La señora Welland, con su hija y su sobrina, dominando el espacio social desde su palco de Ópera

La ironía soterrada y continuada es el arma perfecta con que Wharton, socarronamente, desarrolla la historia. La inocencia del título parece hacer mención a la época, que Wharton presenta inicialmente de modo algo aparentemente paternal como un mundo ideal ya olvidado de costumbres sanas, respeto a las costumbres y gustos exquisitos. Como es de esperar, todo esto es negado por los acontecimientos que narra. Inocencia es lo que Newland cree la principal cualidad de May, con su aparente simpleza expositiva de hechos y sentimientos cariñosos hacia su prima o su falta de lecturas y cultura, pero el manejo del tiempo que hace May en la sombra y su continua alerta sobre los movimientos de Newland lo desmienten completamente. En realidad, su personaje acaba mostrándose como pasivo agresivo (castrador diríamos en otros tiempos) y en parte como luchador por sus intereses. En realidad, la inocencia aplica sobre todo a Newland y Ellen, incapaces casi por terror propio de consumar su pasión y de comprender cómo las fuerzas familiares se despliegan a su alrededor para impedir su relación. El momento en que Newland es consciente de que todos creen que sí han consumado, y de que sobre él se ciernen culpas y envidias infundadas, es sobrecogedor. No sólo para él como personaje, sino literariamente, pues actúa casi como negación de todo el relato anterior: nuestro héroe se ha desvanecido, no ha completado deseos ni un final feliz, e, incluso, el lector desearía saber cómo ha sucedido todo aquello que la autora le ha escamoteado con su uso coherente y despiadado del punto de vista, ya que nuestro querido protagonista no se ha enterado de nada.

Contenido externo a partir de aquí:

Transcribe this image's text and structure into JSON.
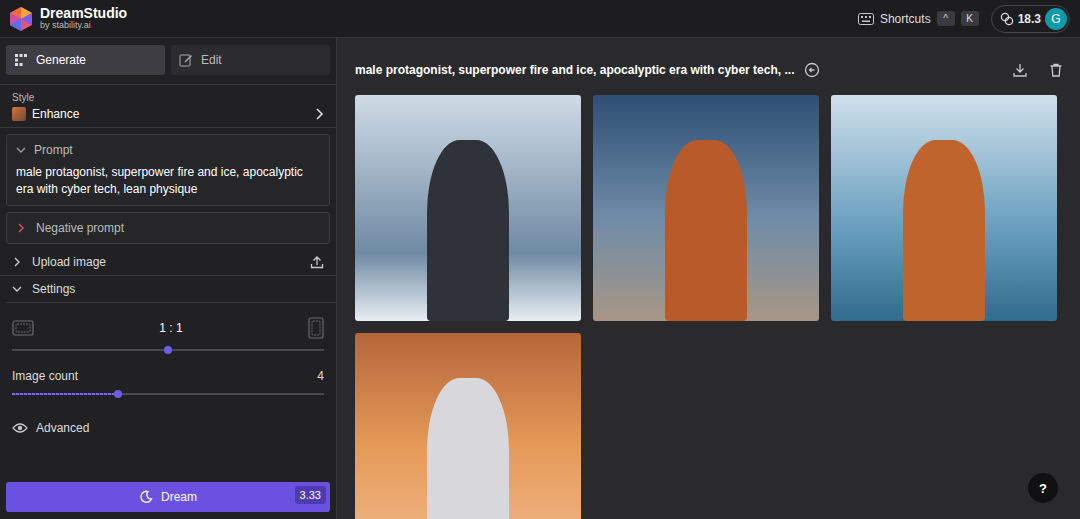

La edad de la inocencia ganó el premio Pulitzer en 1920, el primero ganado por una mujer (si pensamos que ahora mismo sólo 16 mujeres de 118 personas han ganado el Nobel de literatura, podemos hacernos una idea del impacto que supuso la novela de Wharton para poder recibir ese premio). Para mí es inevitable pensar en su continuidad con Henry James (el de Washington Square, por ejemplo), tanto por la descripción social como por la profundidad psicológica, y en su lejanía con sus coetáneos Proust o Joyce, que andaban justo publicando las obras maestras del modernismo y el flujo de conciencia. Aunque el héroe de Wharton es masculino, es muy evidente que la víctima sufriente principal de la novela es el magnífico personaje de Ellen Olenska, moderna y desplazada, heredera de las heroínas de Jane Austen, capaz de revolucionar una sociedad sólo con cruzar un salón sin compañía masculina, y a la que sociedad y familia ahogan en un océano de rancia (in)moralidad. Ellen y Newland, éste en menor medida, son personajes trágicos a los que Wharton cuida con ternura y cuyas pasiones y obligaciones humanas le suponen aprecio. Es el conjunto social al que dedica su estilo irónico de voltaje elevado, sutileza en la réplica, y validez universal en el tiempo.